Las guerras sectarias en Iraq y Siria – que han precipitado en la Casa Blanca una reunión parece que de urgencia del Consejo Nacional de Seguridad, integrado en esta ocasión por los máximos responsables de la política Exterior y de Defensa, además de por los directores de todos los servicios de Inteligencia y de las Fuerzas Armadas -, han tenido la virtualidad de cambiar el principio aritmético de que el orden de los factores no altera el producto.

Las referencias sobre los hechos de armas y los movimientos políticos se permutan, mezclan y recombinan en el flujo de los hechos. Lo hacen, además, en términos puntuales y en los aspectos globales. La percepción que parece imponerse es la de que a muy corto plazo puede sobrevenir una declaración de largo alcance desde la propia Casa Blanca, en la misma línea inusual en que ya sucede, a niveles medios, dentro del conjunto del Asia Menor.

Todo parece volverse sorprendentemente fluido, como las acusaciones que se entrecruzan entre el Gobierno de Bagdad, que responsabiliza a los de Arabia y Qatar de lo que ahora ocurre en Iraq de “respaldar el terrorismo”, luego que desde Riad se responsabilizara a la política discriminadora del chií Al Maliqui de crear las condiciones para que se llegara a dónde se está, con el yihadismo del EIIS (Estado Islámico d Iraq y Siria) teniendo bajo su control la ciudad de Mosul, la segunda ciudad del país, y progresando todavía en su camino hacia Bagdad. Extremo éste que, al parecer, es lo que más preocupa a la Casa Blanca por lo que supone de riesgo para la seguridad de la Embajada de Estados Unidos en el país.

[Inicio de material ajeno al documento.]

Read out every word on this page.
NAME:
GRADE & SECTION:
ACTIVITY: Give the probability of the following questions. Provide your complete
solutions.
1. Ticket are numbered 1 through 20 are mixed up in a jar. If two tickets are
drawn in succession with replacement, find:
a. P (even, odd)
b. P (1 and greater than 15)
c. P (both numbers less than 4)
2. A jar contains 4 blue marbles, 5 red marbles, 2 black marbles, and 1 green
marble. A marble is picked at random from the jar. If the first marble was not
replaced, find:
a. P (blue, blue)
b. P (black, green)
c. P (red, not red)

Después de lo que ocurrió con el asalto a la sede de la representación norteamericana en Libia, con la muerte del embajador y de otros diplomáticos -efecto de una monumental imprevisión de los propios servicios de seguridad nacional -, se explica la preferencia que en estos momentos aplica Washington a este concreto punto de la situación iraquí. Pero es obvio que ello sólo es una punta, la más llamativa de todas, del escenario general tanto de Iraq como del entero Oriente Medio.

Materia de urgente ponderación para la presidencia de Obama es tanto el alcance de considerar la oferta de colaboración planteada por el presidente de Irán – que previamente había manifestado su voluntad de ayudar a su correligionario el presidente de Iraq – como la puesta en valor de la andanada del iraquí Al Maliqui contra el Gobierno de Arabia Saudí, que es poco menos un aliado sacramental de los Estados Unidos de América.

Lo arduo de la cuestión iraquí, tan sustancialmente ligada con la de Siria por sus compartidos componentes religiosos y sectarios, resulta de la transversalidad sobre la que está montado todo este conflicto. Puesto que, además, se combinan otros factores de tanto peso como el del problema de Irán con el enriquecimiento de Uranio y el de la guerra civil siria, dónde la República Islámica de Irán tiene su compartida apuesta por el Gobierno chií de Iraq, y el co-patrocinio político, diplomático y militar de la Federación Rusa, por cuanto a Moscú le supone la disponibilidad de la base naval de Latakia. Todo del más acrecentado interés por el calentamiento geopolítico del Mar Negro desde la crisis de Ucrania, con la anexión putiniana de la península de Crimea y la semiguerra civil en el sudeste ucraniano.